Haley Fohr, better known by the name of her main project Circuit des Yeux, is a singer-songwriter with a four-octave voice. From her lo-fi beginnings of accompanying herself on 12-string guitar and releasing dark, experimental albums, her songwriting has become more melodic, as discovered on 2017’s Reaching for Indigo, and on 2020’s Jacqueline, a synth-pop/disco/Western album released by her fictional alter ego Jackie Lynn. The current album, -io, is a culmination of that baggage but with pieces that have gained power from orchestral music capable of matching her voice.
Excerpts: on “Vanishing”, violins, cellos, tuba, trombone and other orchestral instruments assert themselves with dignity and confront Fohr’s rumbling, cavernous voice with violence.

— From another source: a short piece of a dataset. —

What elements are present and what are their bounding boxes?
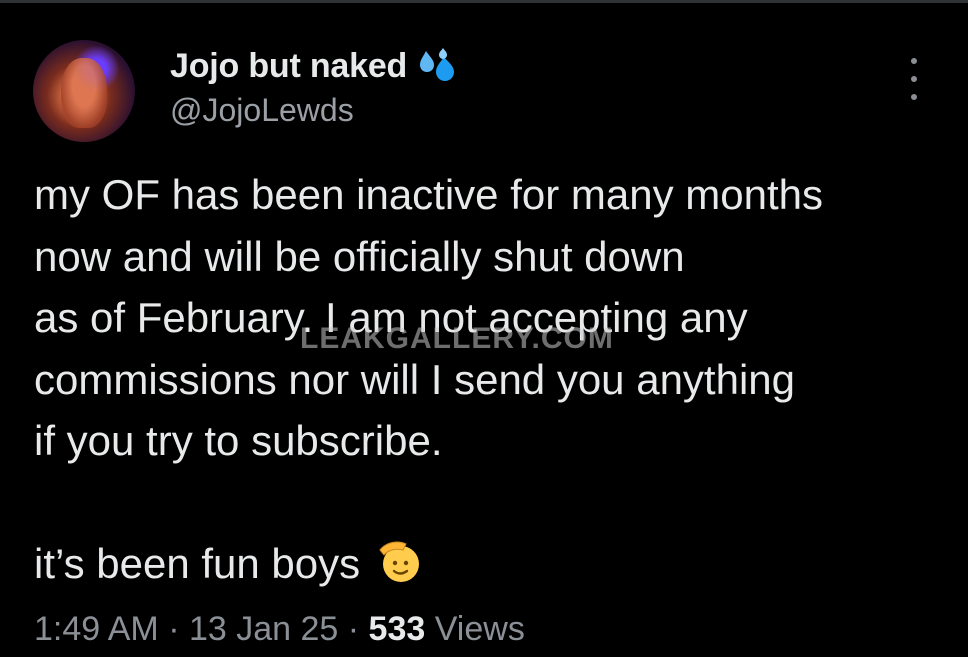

On “Dogma”, the rhythm is galloping, the guitar melody is Western, and Fohr questions the human condition and how to achieve our salvation in her most serious tone. The vocals become lyrical and the aesthetics theatrical on “Walking Toward Winter”, where one imagines actors and period costumes, as well as on “Sculpting the Exodus”, where layers of synths and a choir seem to come from the darkness of a cathedral. Then on “Neutron Star”, where experimental folk and classical orchestrations meet, the instruments give us the impression of accompanying the movements of actors imagined as if it were a musical.
Circuit des Yeux has been around for more than a decade, but -io presages a future potential of which we would discover here only a tiny part. This is Fohr’s most accomplished and sophisticated album, with compositions as dramatic as her voice.